Traditional tenders 101
So, what is a stock tender offer? A private company tender offer is a company-sponsored liquidity event that typically allows some or all employees and other key investors or shareholders to ‘tender’ or sell shares to an offeror(s) while a company is still private. This allows employees and early investors to sell a portion of their shares for cash, though they have to agree to the specified price that the offerors fix for those shares. These events often follow or happen at the same time as a company’s VC fundraising round.
When a company, for example, puts together a traditional tender offer for a private company, it might first assess how much equity employees and investors will be able to sell.
There are two components that a private company needs to consider. These are:
Partial or Full Liquidity
A typical tender may allow equity holders to sell up to 5 or 10% of their shares, for instance. Then, the company would identify an investor they’d like to work with, and negotiate and settle on a set offer price with that investor, which is typically discounted 20 to 30 percent. Employees – or any eligible seller (non-employee founders, early-stage investors, employees, etc.) – then transfer a subset of their vested shares to the investor in exchange for cash valued at the pre-negotiated price.
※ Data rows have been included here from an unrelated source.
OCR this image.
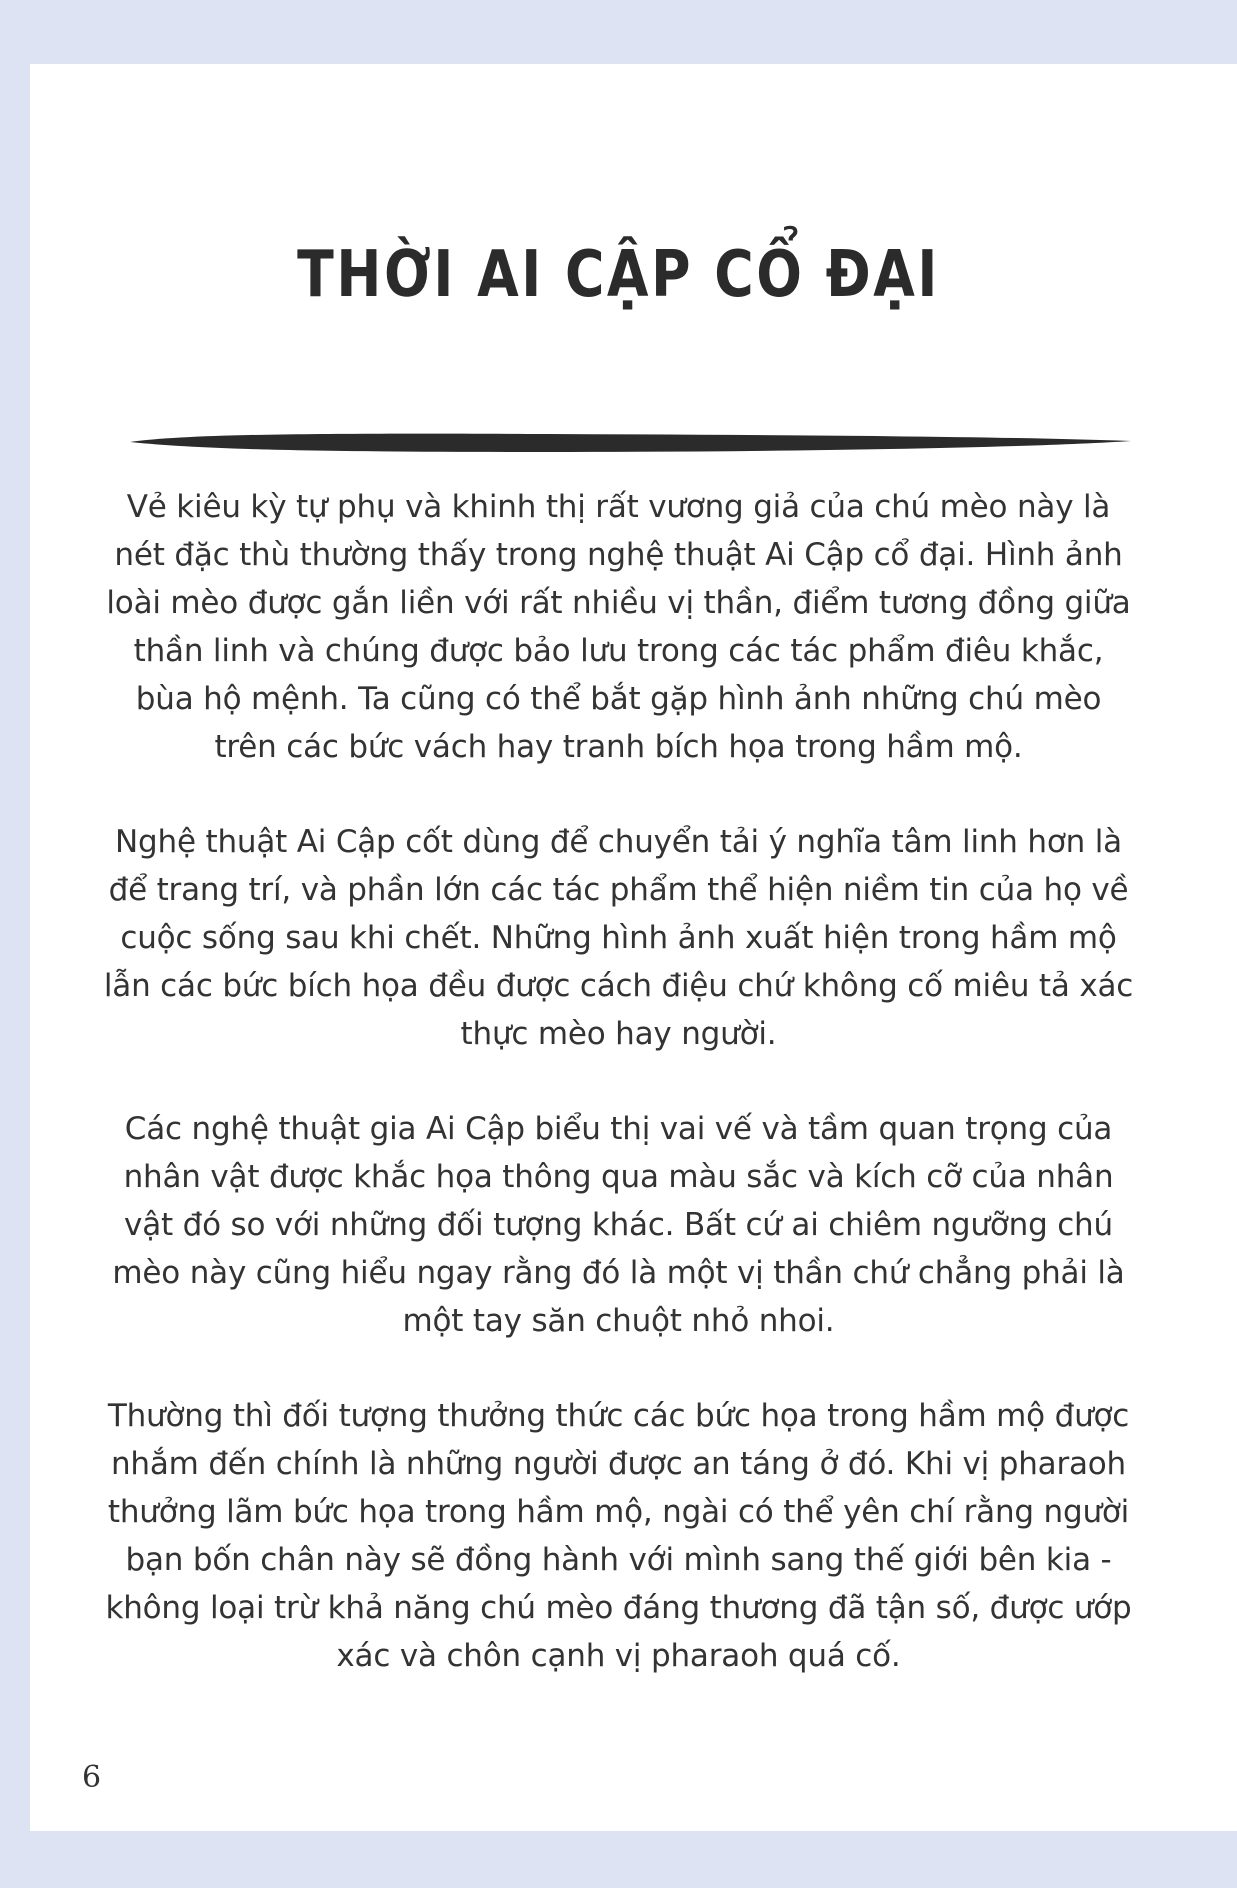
THỜI AI CẬP CỔ ĐẠI

Vẻ kiêu kỳ tự phụ và khinh thị rất vương giả của chú mèo này là nét đặc thù thường thấy trong nghệ thuật Ai Cập cổ đại. Hình ảnh loài mèo được gắn liền với rất nhiều vị thần, điểm tương đồng giữa thần linh và chúng được bảo lưu trong các tác phẩm điêu khắc, bùa hộ mệnh. Ta cũng có thể bắt gặp hình ảnh những chú mèo trên các bức vách hay tranh bích họa trong hầm mộ.

Nghệ thuật Ai Cập cốt dùng để chuyển tải ý nghĩa tâm linh hơn là để trang trí, và phần lớn các tác phẩm thể hiện niềm tin của họ về cuộc sống sau khi chết. Những hình ảnh xuất hiện trong hầm mộ lẫn các bức bích họa đều được cách điệu chứ không cố miêu tả xác thực mèo hay người.

Các nghệ thuật gia Ai Cập biểu thị vai vế và tầm quan trọng của nhân vật được khắc họa thông qua màu sắc và kích cỡ của nhân vật đó so với những đối tượng khác. Bất cứ ai chiêm ngưỡng chú mèo này cũng hiểu ngay rằng đó là một vị thần chứ chẳng phải là một tay săn chuột nhỏ nhoi.

Thường thì đối tượng thưởng thức các bức họa trong hầm mộ được nhắm đến chính là những người được an táng ở đó. Khi vị pharaoh thưởng lãm bức họa trong hầm mộ, ngài có thể yên chí rằng người bạn bốn chân này sẽ đồng hành với mình sang thế giới bên kia - không loại trừ khả năng chú mèo đáng thương đã tận số, được ướp xác và chôn cạnh vị pharaoh quá cố.

6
In this instance, the company may decide to control the whole transaction. This includes choosing participants, price, frequency, and more.
Due to lack of technology, traditional private company tenders limited a company's capabilities to offer the optimum solution for their employees, the company, and the investing community. For organizations that want their employees and investors to receive the best liquidity opportunities possible, it may be time to consider a new format.
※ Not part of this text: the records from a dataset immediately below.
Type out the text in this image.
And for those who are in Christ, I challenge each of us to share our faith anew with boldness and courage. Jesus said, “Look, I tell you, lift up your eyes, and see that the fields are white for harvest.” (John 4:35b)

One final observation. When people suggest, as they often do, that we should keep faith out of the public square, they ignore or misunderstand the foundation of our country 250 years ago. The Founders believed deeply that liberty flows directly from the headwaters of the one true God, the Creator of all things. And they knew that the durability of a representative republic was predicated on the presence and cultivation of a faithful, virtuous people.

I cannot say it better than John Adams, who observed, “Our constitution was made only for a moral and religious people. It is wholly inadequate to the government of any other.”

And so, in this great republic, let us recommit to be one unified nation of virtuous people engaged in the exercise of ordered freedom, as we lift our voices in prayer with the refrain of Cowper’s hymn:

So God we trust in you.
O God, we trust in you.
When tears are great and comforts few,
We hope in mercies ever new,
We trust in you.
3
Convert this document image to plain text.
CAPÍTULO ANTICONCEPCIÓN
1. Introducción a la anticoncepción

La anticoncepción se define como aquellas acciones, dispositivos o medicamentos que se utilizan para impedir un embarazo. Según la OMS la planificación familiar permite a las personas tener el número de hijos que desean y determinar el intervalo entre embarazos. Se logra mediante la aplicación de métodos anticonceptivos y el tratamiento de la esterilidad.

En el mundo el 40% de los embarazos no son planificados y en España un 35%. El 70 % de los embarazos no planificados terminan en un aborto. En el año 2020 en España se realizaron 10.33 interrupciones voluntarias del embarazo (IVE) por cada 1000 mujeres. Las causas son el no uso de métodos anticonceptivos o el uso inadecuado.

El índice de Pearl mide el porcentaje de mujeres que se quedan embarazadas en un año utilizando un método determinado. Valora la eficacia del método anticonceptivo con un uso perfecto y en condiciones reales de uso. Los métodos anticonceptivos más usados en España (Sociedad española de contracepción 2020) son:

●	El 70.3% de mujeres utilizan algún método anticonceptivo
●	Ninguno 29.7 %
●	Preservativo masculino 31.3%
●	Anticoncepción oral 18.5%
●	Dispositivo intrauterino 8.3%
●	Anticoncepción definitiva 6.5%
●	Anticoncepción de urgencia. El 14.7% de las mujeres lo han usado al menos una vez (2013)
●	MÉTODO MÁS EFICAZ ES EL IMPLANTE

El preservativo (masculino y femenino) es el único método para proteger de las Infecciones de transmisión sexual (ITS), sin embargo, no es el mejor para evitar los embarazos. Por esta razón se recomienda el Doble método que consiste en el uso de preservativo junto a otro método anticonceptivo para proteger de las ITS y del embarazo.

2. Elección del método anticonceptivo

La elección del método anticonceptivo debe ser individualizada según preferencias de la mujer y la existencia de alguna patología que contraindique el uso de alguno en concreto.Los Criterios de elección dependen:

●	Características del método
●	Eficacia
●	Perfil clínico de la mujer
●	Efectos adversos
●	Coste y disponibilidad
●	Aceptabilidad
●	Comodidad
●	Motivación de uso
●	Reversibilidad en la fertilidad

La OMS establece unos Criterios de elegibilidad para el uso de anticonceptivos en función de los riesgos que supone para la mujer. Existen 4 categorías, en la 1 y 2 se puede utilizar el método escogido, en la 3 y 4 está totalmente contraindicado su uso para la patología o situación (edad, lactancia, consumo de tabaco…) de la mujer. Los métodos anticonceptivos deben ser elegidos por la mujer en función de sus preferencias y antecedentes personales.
Benefits of a modern marketplace
Because of advancements in technology platforms and the evolution of the private market, more options for running customized liquidity programs are now available, including those that enable an auction mechanism. Instead of the company selecting one investor to participate, they would take a portion of the common stock from their employees, put it on a modern marketplace for investors to bid, and select the investors that bid the highest amounts.
This methodology may allow a broader pool of people to benefit – employees cash out at a potentially higher price, multiple investors can participate in the offer, and companies gain insights into market-based pricing to ensure their workforce is receiving the best offer.
Maintain control of the cap table
Executives interested in alternatives for customized liquidity programs also don’t have to forfeit control over their cap table. When leveraging the auction mechanism on a modern marketplace, they’re still able to set parameters and criteria around who can invest in the offer, providing control from start to finish like in a traditional private tender offer.
Custom liquidity programs provide all the benefits of a traditional private tender offer and can result in better pricing. Employees will feel supported, investors are incentivized to participate, and companies maintain control over their cap tables.